OLDEST IRISH AMERICAN NEWSPAPER IN USA, ESTABLISHED IN 1928
Category: Archive

White House offers cautious praise

February 17, 2011

By Staff Reporter

White House Press Secretary Scott McClellan commended the IRA’s, “important and potentially historic statement,” and chief Sinn Fein negotiator Martin McGuinness received a warm reception from sympathetic members of Congress during his round of calls here on Thursday.
“The statement must now be followed by actions demonstrating the republican movement’s unequivocal commitment to the rule of law and to the renunciation of all paramilitary and criminal activities,” added McClellan.
According to White House officials, President Bush was informed by national security council staff in the morning prior to the official announcement in Dublin.
Later in the day, the president telephoned DUP leader Ian Paisley.
“The president stressed the importance of the IRA’s responsibility to follow through on its words with action, and the president encouraged Dr.
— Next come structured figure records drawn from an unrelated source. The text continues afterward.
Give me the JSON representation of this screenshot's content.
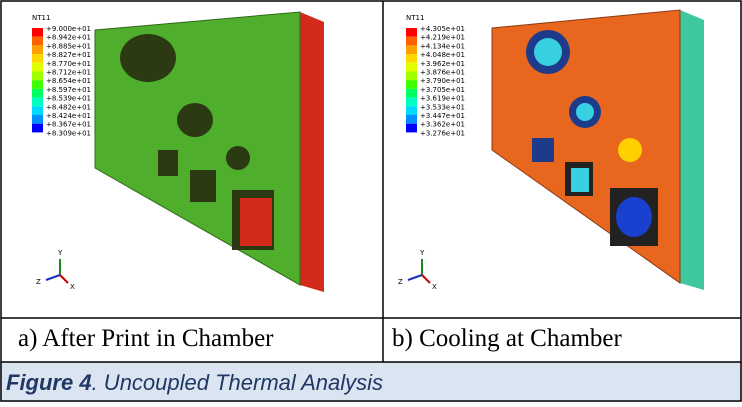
{
  "panels": [
    {
      "legend_title": "NT11",
      "legend_labels": [
        "+9.000e+01",
        "+8.942e+01",
        "+8.885e+01",
        "+8.827e+01",
        "+8.770e+01",
        "+8.712e+01",
        "+8.654e+01",
        "+8.597e+01",
        "+8.539e+01",
        "+8.482e+01",
        "+8.424e+01",
        "+8.367e+01",
        "+8.309e+01"
      ],
      "triad": {
        "x": "X",
        "y": "Y",
        "z": "Z"
      },
      "caption": "a)  After Print in Chamber"
    },
    {
      "legend_title": "NT11",
      "legend_labels": [
        "+4.305e+01",
        "+4.219e+01",
        "+4.134e+01",
        "+4.048e+01",
        "+3.962e+01",
        "+3.876e+01",
        "+3.790e+01",
        "+3.705e+01",
        "+3.619e+01",
        "+3.533e+01",
        "+3.447e+01",
        "+3.362e+01",
        "+3.276e+01"
      ],
      "triad": {
        "x": "X",
        "y": "Y",
        "z": "Z"
      },
      "caption": "b) Cooling at Chamber"
    }
  ],
  "figure": {
    "label": "Figure 4",
    "text": ". Uncoupled Thermal Analysis"
  }
}
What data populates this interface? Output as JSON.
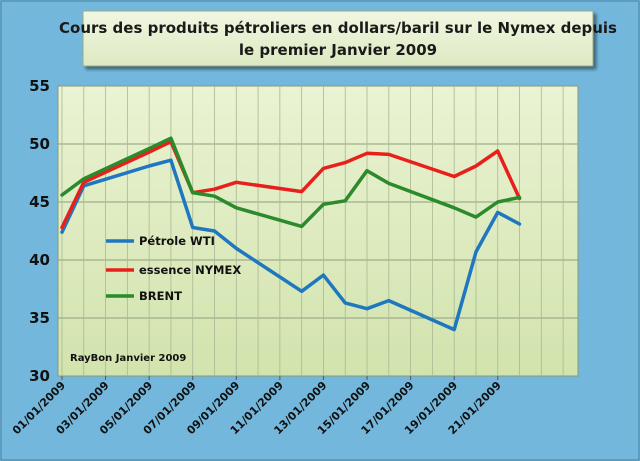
{
  "chart_data": {
    "type": "line",
    "title": [
      "Cours des produits pétroliers en dollars/baril sur le Nymex depuis",
      "le premier Janvier 2009"
    ],
    "credit": "RayBon Janvier 2009",
    "ylim": [
      30,
      55
    ],
    "yticks": [
      "30",
      "35",
      "40",
      "45",
      "50",
      "55"
    ],
    "xlim": [
      1,
      24.5
    ],
    "xtick_labels": [
      "01/01/2009",
      "03/01/2009",
      "05/01/2009",
      "07/01/2009",
      "09/01/2009",
      "11/01/2009",
      "13/01/2009",
      "15/01/2009",
      "17/01/2009",
      "19/01/2009",
      "21/01/2009"
    ],
    "grid": true,
    "legend_position": "center-left",
    "series": [
      {
        "name": "Pétrole WTI",
        "color": "#1f77c0",
        "x": [
          1,
          2,
          5,
          6,
          7,
          8,
          9,
          12,
          13,
          14,
          15,
          16,
          19,
          20,
          21,
          22
        ],
        "values": [
          42.4,
          46.4,
          48.1,
          48.6,
          42.8,
          42.5,
          41.0,
          37.3,
          38.7,
          36.3,
          35.8,
          36.5,
          34.0,
          40.7,
          44.1,
          43.1
        ]
      },
      {
        "name": "essence NYMEX",
        "color": "#e8201c",
        "x": [
          1,
          2,
          5,
          6,
          7,
          8,
          9,
          12,
          13,
          14,
          15,
          16,
          19,
          20,
          21,
          22
        ],
        "values": [
          42.8,
          46.7,
          49.3,
          50.2,
          45.8,
          46.1,
          46.7,
          45.9,
          47.9,
          48.4,
          49.2,
          49.1,
          47.2,
          48.1,
          49.4,
          45.3
        ]
      },
      {
        "name": "BRENT",
        "color": "#2b8a2b",
        "x": [
          1,
          2,
          5,
          6,
          7,
          8,
          9,
          12,
          13,
          14,
          15,
          16,
          19,
          20,
          21,
          22
        ],
        "values": [
          45.6,
          47.0,
          49.6,
          50.5,
          45.8,
          45.5,
          44.5,
          42.9,
          44.8,
          45.1,
          47.7,
          46.6,
          44.5,
          43.7,
          45.0,
          45.4
        ]
      }
    ]
  }
}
Paisley to give the IRA the opportunity to live up to what they said they will do,” reported McClellan.
Bush spoke with Sinn Fein leader Gerry Adams a day later and said he hoped the IRA’s pledge would end armed actions in Northern Ireland.
“The president stressed that this is an important opportunity to seize. The president talked about the importance of moving forward with action and showing leadership,” said McClellan.
“The president noted our continuing support for peace and reconciliation for the people of Northern Ireland,” he added.
White House officials and advisors said Washington took its cue from London and Dublin in reaction to the IRA statement.
Bush administration special envoy to Northern Ireland, Mitchell Reiss, met Martin McGuinness on Thursday morning at the State Department and received personal reassurances regarding the IRA’s position.
Reiss reiterated after the meeting, “The statement is very encouraging, it’s potentially historic, and we need to wait and see over the next weeks and months if these words can be translated into deeds to determine if it is truly historic.”
McGuinness indicated while he was in Washington that the eight years between the acceptance of the Good Friday accord and the IRA’s recent pledge to put down the gun was time well spent.
“The IRA will be true to their word,” he promised.
“Many people that are Irish republicans would be of a view that it is better to have a united IRA supporting exclusively peaceful means than a despondent situation where people can wander off into all sorts of organizations if they so choose, and I don’t think many would choose to do that but if there’s a risk of anyone joining a dissident group that is hostile to the peace process than it should be avoided at all costs,” he said.
Amongst the reactions to the IRA’s statement was a White House demand that republicans “sever all ties to international terrorist organizations.”
U.S. officials are still concerned over the Colombia Three affair in which three Irishmen were found guilty of helping to train the FARC terrorist group during their visit to Colombia in 2001.
The IRA and Sinn Fein’s historic ties to the ETA Basque separatists in Spain and republican links to other terrorist groups were “no longer acceptable,” said a White House official.
“We understand that the IRA and its members will no longer have any contact with any foreign paramilitary and terrorist organizations,” said McClellan.
The White House, officials said, chose to specifically “put the IRA on notice” that any future collusion or relationships by Provisional IRA members with other terrorist groups would jeopardize the status of Sinn Fein in the U.S. and would not be abided.
Asked during a press conference on Capitol Hill with members of Congress about the words of caution in the White House statement, McGuinness stood by the IRA’s declaration and emphasized that he expected volunteers would comply with the order to end all activities related to the armed struggle.
“It’s a good feeling today,” said one senior Bush administration official, “but we still have skepticism and hope that words really are followed up by action.”
Administration officials believe unionists will accept the verification process that is in place to monitor arms decommissioning, and the White House still endorses using photographs to verify arms decommissioning and believe it would move the process along more quickly if unionists could actually see arms caches being surrendered by the IRA.
“It will be the people on the ground, in their neighborhoods in Belfast that will able to tell if the IRA is still recruiting, who will see if the IRA is still training, and it’s the opinion of those people that ultimately will count,” said the official.
George Mitchell, the former Senate majority leader from Maine who brokered the Good Friday agreement, predicted the IRA and its sympathizers had “seen the benefits of peace and normality and they couldn’t go back to the way it was.”